Taylor Swift performs onstage during iHeartRadio Jingle Ball 2014, hosted by Z100 New York and presented by Goldfish Puffs at Madison Square Garden on December 12, 2014 in New York City.
Jamie McCarthy—2014 Getty Images
By Victor Luckerson
June 25, 2015

Less than a week after calling Apple out for not wanting to pay artists during the launch of Apple Music, Taylor Swift is now saying she’ll make her latest album available on the streaming service.

The pop star announced via a tweet that 1989, her smash hit album that was the best-selling LP of 2014, will be available on Apple Music. Swift’s back catalogue is available on some on-demand streaming services but 1989 has never been available to stream before.

The announcement is a big coup for Apple, which is entering a crowded market of subscription streaming services. On Sunday Swift penned a widely shared blog post criticizing the company for its plan to not pay artists during a three-month free trial period of Apple Music. The tech giant reversed course in a matter of hours and is now planning to pay artists a small amount for streams that occur during the free trial.

Swift has spoken out in the past against the idea of offering up artists’ music for free. She removed her entire catalogue from Spotify around the time of 1989‘s release in the fall because she doesn’t approve of the service’s free, ad-supported tier.

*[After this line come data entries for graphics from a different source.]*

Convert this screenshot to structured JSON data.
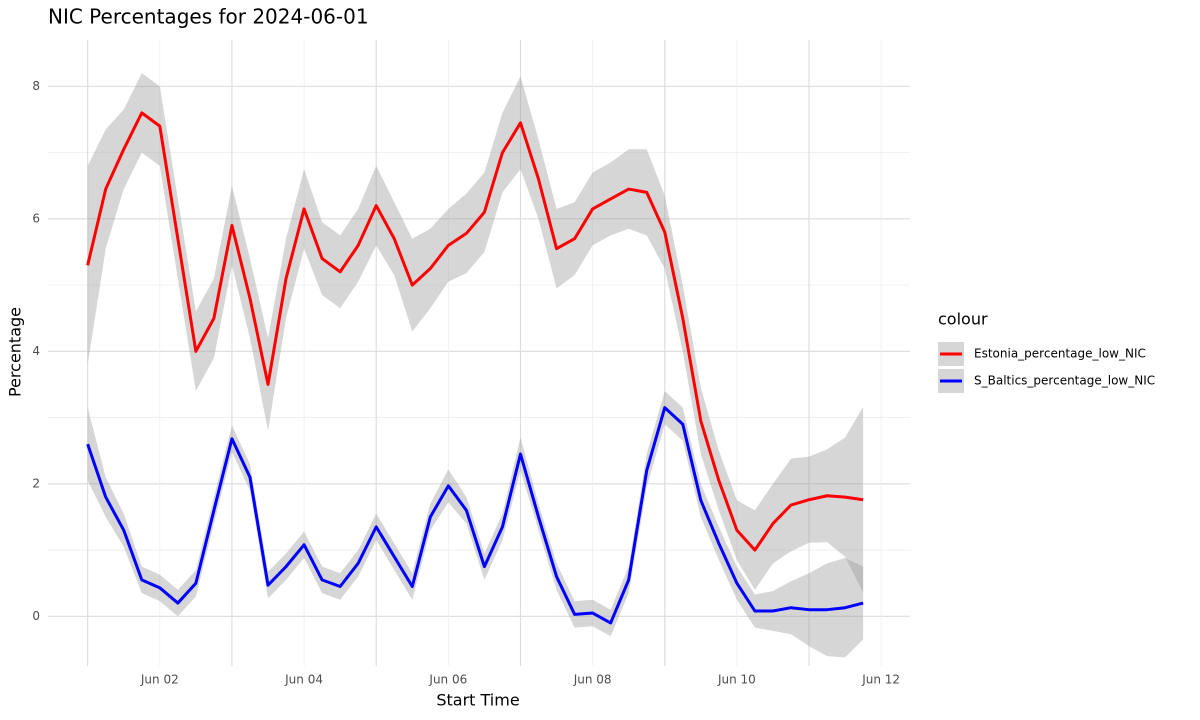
{
  "chart_data": {
    "type": "line",
    "title": "NIC Percentages for 2024-06-01",
    "x_label": "Start Time",
    "y_label": "Percentage",
    "legend_title": "colour",
    "legend": "right",
    "grid": true,
    "band_color": "#999999",
    "x": [
      1,
      1.25,
      1.5,
      1.75,
      2,
      2.25,
      2.5,
      2.75,
      3,
      3.25,
      3.5,
      3.75,
      4,
      4.25,
      4.5,
      4.75,
      5,
      5.25,
      5.5,
      5.75,
      6,
      6.25,
      6.5,
      6.75,
      7,
      7.25,
      7.5,
      7.75,
      8,
      8.25,
      8.5,
      8.75,
      9,
      9.25,
      9.5,
      9.75,
      10,
      10.25,
      10.5,
      10.75,
      11,
      11.25,
      11.5,
      11.75
    ],
    "xlim": [
      0.45,
      12.4
    ],
    "xticks": [
      {
        "value": 2,
        "label": "Jun 02"
      },
      {
        "value": 4,
        "label": "Jun 04"
      },
      {
        "value": 6,
        "label": "Jun 06"
      },
      {
        "value": 8,
        "label": "Jun 08"
      },
      {
        "value": 10,
        "label": "Jun 10"
      },
      {
        "value": 12,
        "label": "Jun 12"
      }
    ],
    "xminorticks": [
      1,
      3,
      5,
      7,
      9,
      11
    ],
    "ylim": [
      -0.75,
      8.7
    ],
    "yticks": [
      0,
      2,
      4,
      6,
      8
    ],
    "yminorticks": [
      1,
      3,
      5,
      7
    ],
    "series": [
      {
        "name": "Estonia_percentage_low_NIC",
        "color": "#ff0000",
        "values": [
          5.3,
          6.45,
          7.05,
          7.6,
          7.4,
          5.7,
          4.0,
          4.5,
          5.9,
          4.8,
          3.5,
          5.1,
          6.15,
          5.4,
          5.2,
          5.6,
          6.2,
          5.7,
          5.0,
          5.25,
          5.6,
          5.78,
          6.1,
          7.0,
          7.45,
          6.6,
          5.55,
          5.7,
          6.15,
          6.3,
          6.45,
          6.4,
          5.8,
          4.5,
          2.95,
          2.05,
          1.3,
          1.0,
          1.4,
          1.68,
          1.76,
          1.82,
          1.8,
          1.76
        ],
        "lower": [
          3.8,
          5.55,
          6.45,
          7.0,
          6.8,
          5.1,
          3.4,
          3.9,
          5.3,
          4.2,
          2.8,
          4.5,
          5.55,
          4.85,
          4.65,
          5.05,
          5.6,
          5.15,
          4.3,
          4.65,
          5.05,
          5.18,
          5.5,
          6.4,
          6.75,
          6.0,
          4.95,
          5.15,
          5.6,
          5.75,
          5.85,
          5.75,
          5.25,
          4.0,
          2.45,
          1.6,
          0.85,
          0.4,
          0.8,
          0.98,
          1.11,
          1.12,
          0.9,
          0.36
        ],
        "upper": [
          6.8,
          7.35,
          7.65,
          8.2,
          8.0,
          6.3,
          4.6,
          5.1,
          6.5,
          5.4,
          4.2,
          5.7,
          6.75,
          5.95,
          5.75,
          6.15,
          6.8,
          6.25,
          5.7,
          5.85,
          6.15,
          6.38,
          6.7,
          7.6,
          8.15,
          7.2,
          6.15,
          6.25,
          6.7,
          6.85,
          7.05,
          7.05,
          6.35,
          5.0,
          3.45,
          2.5,
          1.75,
          1.6,
          2.0,
          2.38,
          2.41,
          2.52,
          2.7,
          3.16
        ]
      },
      {
        "name": "S_Baltics_percentage_low_NIC",
        "color": "#0000ff",
        "values": [
          2.6,
          1.8,
          1.3,
          0.55,
          0.43,
          0.2,
          0.5,
          1.6,
          2.68,
          2.1,
          0.47,
          0.75,
          1.08,
          0.55,
          0.45,
          0.8,
          1.35,
          0.9,
          0.45,
          1.5,
          1.97,
          1.6,
          0.75,
          1.35,
          2.45,
          1.5,
          0.6,
          0.03,
          0.05,
          -0.1,
          0.55,
          2.2,
          3.15,
          2.9,
          1.75,
          1.1,
          0.5,
          0.08,
          0.08,
          0.13,
          0.1,
          0.1,
          0.13,
          0.2
        ],
        "lower": [
          2.05,
          1.5,
          1.05,
          0.35,
          0.23,
          0.0,
          0.3,
          1.4,
          2.48,
          1.9,
          0.27,
          0.55,
          0.88,
          0.35,
          0.25,
          0.6,
          1.15,
          0.7,
          0.25,
          1.3,
          1.72,
          1.4,
          0.55,
          1.15,
          2.2,
          1.3,
          0.4,
          -0.17,
          -0.15,
          -0.3,
          0.35,
          1.95,
          2.9,
          2.65,
          1.5,
          0.85,
          0.25,
          -0.17,
          -0.22,
          -0.27,
          -0.45,
          -0.6,
          -0.62,
          -0.35
        ],
        "upper": [
          3.15,
          2.1,
          1.55,
          0.75,
          0.63,
          0.4,
          0.7,
          1.8,
          2.88,
          2.3,
          0.67,
          0.95,
          1.28,
          0.75,
          0.65,
          1.0,
          1.55,
          1.1,
          0.65,
          1.7,
          2.22,
          1.8,
          0.95,
          1.55,
          2.7,
          1.7,
          0.8,
          0.23,
          0.25,
          0.1,
          0.75,
          2.45,
          3.4,
          3.15,
          2.0,
          1.35,
          0.75,
          0.33,
          0.38,
          0.53,
          0.65,
          0.8,
          0.88,
          0.75
        ]
      }
    ]
  }
}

In her tweets, Swift also seemed to address the claim made by some observers that her entire spat with Apple might be a marketing ploy to promote herself and Apple Music. “In case you’re wondering if this is some exclusive deal like you’ve seen Apple do with other artists, it’s not,” she said. “This is simply the first time it’s felt right in my gut to stream my album. Thank you, Apple, for your change of heart.”